Fishing vessels in Ancon, Peru

At Future of Fish, we’re proud of the work we do to help transition fisheries towards positive social, environmental and economic outcomes for coastal communities and their oceans. Whether we’re working in Chile, Belize, or in the US, our Fisheries Development Model helps us take a structured, design-focused approach to making long-term systemic change.

In 2018, we dove head first into a new set of fisheries challenges, this time in Peru. Our focus there is on artisanal fisheries - an important traditional—and actively growing—sector of the Peruvian economy that supports hundreds of thousands of families, both directly and indirectly, and supplies the majority of locally consumed marine resources. Our focus is on mahi mahi, squid, and benthic fisheries. Jumbo squid is by far the largest artisanal fishery. Mahi mahi, while not as large a volume, is important in terms of its value and its influence on the international market. For both species, Peru’s fisheries provide around 50% of the world’s catch. The benthic fisheries include a range of bottom-dwelling ocean species including snails, octopus, and crabs, which are essential in traditional peruvian plates like arroz con mariscos or pulpo al olivo.

We’re not working alone: NGOs including The Nature Conservancy (TNC) Peru, Oceana, WWF, and Naturaleza y Cultura (NCI) have done work in these fisheries, and the fishers, communities, chefs, and other stakeholders on the ground are passionate and driven. It’s an exciting place to be working, and as we begin a new phase of our work, we’d like to take a moment to reflect on our progress so far.

Here’s what we did in 2018:

Understanding the system

In order to make changes to a system, it’s vital we first understand it. In early 2018, we did extensive research and analysis to understand Peru’s fisheries, from regulations, to movement of fish through supply chains, to understanding the socio-economic context.

Once we had more of an understanding of how things work currently, we then visited Peru to listen and learn from the wide range of people already working to improve the system in different ways. This includes interviews with fishers, chefs, government officials, and site visits with fishing communities, people working in different parts of the supply chain, and NGOs.

When we speak with people in the field, we aim to listen widely and gain a deep understanding of what drives the behaviors we see in the system: why people do what they do, why certain approaches work and others don’t, how larger system-components such as infrastructure or cultural norms influence people’s actions, and what incentives could help shift stakeholders to more sustainable—and often more profitable—practices.
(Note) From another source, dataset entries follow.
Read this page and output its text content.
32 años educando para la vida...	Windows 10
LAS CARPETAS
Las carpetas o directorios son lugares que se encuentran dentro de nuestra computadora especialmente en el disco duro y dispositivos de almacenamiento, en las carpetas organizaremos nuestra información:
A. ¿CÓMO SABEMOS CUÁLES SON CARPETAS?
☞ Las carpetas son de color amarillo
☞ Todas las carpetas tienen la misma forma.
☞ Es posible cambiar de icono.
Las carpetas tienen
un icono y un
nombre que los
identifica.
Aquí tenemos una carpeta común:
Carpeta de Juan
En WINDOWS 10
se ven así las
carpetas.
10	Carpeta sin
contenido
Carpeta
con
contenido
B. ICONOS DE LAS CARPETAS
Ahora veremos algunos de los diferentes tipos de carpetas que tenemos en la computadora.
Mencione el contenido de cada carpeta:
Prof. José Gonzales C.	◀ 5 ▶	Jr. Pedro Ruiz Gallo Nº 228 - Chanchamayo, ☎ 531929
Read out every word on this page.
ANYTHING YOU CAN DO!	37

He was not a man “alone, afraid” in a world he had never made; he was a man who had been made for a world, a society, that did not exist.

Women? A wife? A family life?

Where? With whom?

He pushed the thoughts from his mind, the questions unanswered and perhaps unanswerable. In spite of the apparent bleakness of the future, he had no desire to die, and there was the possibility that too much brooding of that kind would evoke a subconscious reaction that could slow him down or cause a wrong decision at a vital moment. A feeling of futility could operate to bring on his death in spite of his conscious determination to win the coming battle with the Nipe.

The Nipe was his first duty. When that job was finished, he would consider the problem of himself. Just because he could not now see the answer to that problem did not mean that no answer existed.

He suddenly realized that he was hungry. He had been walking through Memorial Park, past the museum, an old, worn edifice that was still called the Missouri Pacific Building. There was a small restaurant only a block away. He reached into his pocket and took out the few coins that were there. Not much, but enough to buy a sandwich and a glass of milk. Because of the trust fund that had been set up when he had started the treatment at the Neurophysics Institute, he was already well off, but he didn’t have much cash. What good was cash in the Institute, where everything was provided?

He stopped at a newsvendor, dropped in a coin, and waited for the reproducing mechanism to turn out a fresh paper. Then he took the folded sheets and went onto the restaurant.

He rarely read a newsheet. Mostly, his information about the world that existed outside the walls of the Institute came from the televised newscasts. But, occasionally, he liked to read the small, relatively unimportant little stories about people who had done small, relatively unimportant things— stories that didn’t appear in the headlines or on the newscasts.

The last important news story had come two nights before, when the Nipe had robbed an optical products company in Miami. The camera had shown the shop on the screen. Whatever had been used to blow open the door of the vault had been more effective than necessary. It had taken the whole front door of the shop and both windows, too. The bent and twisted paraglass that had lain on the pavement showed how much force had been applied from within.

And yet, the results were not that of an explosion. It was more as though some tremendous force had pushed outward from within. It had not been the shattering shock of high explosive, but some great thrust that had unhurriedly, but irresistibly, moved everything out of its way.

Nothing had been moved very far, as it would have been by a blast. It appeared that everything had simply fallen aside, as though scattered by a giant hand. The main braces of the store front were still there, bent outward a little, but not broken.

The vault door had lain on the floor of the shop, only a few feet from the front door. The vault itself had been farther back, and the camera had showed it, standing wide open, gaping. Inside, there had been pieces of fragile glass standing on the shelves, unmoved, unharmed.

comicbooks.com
Finding patterns and identifying opportunities
Once we’d collected all this information from research and field trips, we synthesized what we had found and started to identify patterns and opportunity areas, which we see as key leverage points in the system that are ripe for development. After a socialization process with fishers, chefs, NGOs, and other stakeholders to refine and iterate on these ideas, we ended up with five broad opportunity areas, with a set of potential interventions within each area. These are:

Opportunity areas:

  1. Leverage Peru’s gastronomic movement to drive seafood sustainability. We envision approaches such as building a community-based brand for merrior fisheries, develop and implement a sustainable seafood standard for Peru, expand the role of fishers to other parts of the supply chain, make the most of species that are currently underutilized and undervalued, and improving quality of locally harvested products to increase value and drive demand.


  2. Create new partnerships to empower artisanal fishers in local and national politics. This might include using the gastronomic movement to amplify the voice of fishers, forming partnerships with other small-scale producers, and reinventing fisher organizations to build capacity and recognition for their role in the sector.


  3. Diversify revenue streams through aquaculture and tourism. This might include developing an aquaculture strategy for Peru that would benefit small scale fishers, and incorporating formal structures into tourism and aquaculture endeavors. 


  4. Uproot and modernize data collection and management processes. This might include revisiting approaches to current government mandates towards formalization of the fishery, creating a third-party entity to manage modernized government fisheries data systems, using unconventional methods to generate data, and enabling traceability by leveraging quality.


  5. Using seafood oriented food safety and health risks as drivers to improve the marine environment. This might include introducing small improvements to handling product dockside, community activism (in the vein of Heal the Bay or Surfrider), using aquaculture to help restore ecosystems, and large-scale infrastructure improvements.


What’s next?

Fomenting change in any system is difficult, and we are looking forward to the challenge Peru presents us. We’ve now wrapped up the research phase of this work, and will move into the implementation phase. Speaking with key partners and stakeholders in Peru, we now have seeds of potential strategies we could use to take advantage of these opportunity areas in a collaborative manner that supports individual efforts already tackling the largest challenges. In the first half of 2019, we’ll start designing, testing, and implementing interventions. We see promise within these opportunity areas, and look forward to great collaboration and success for Peruvian fisheries in 2019!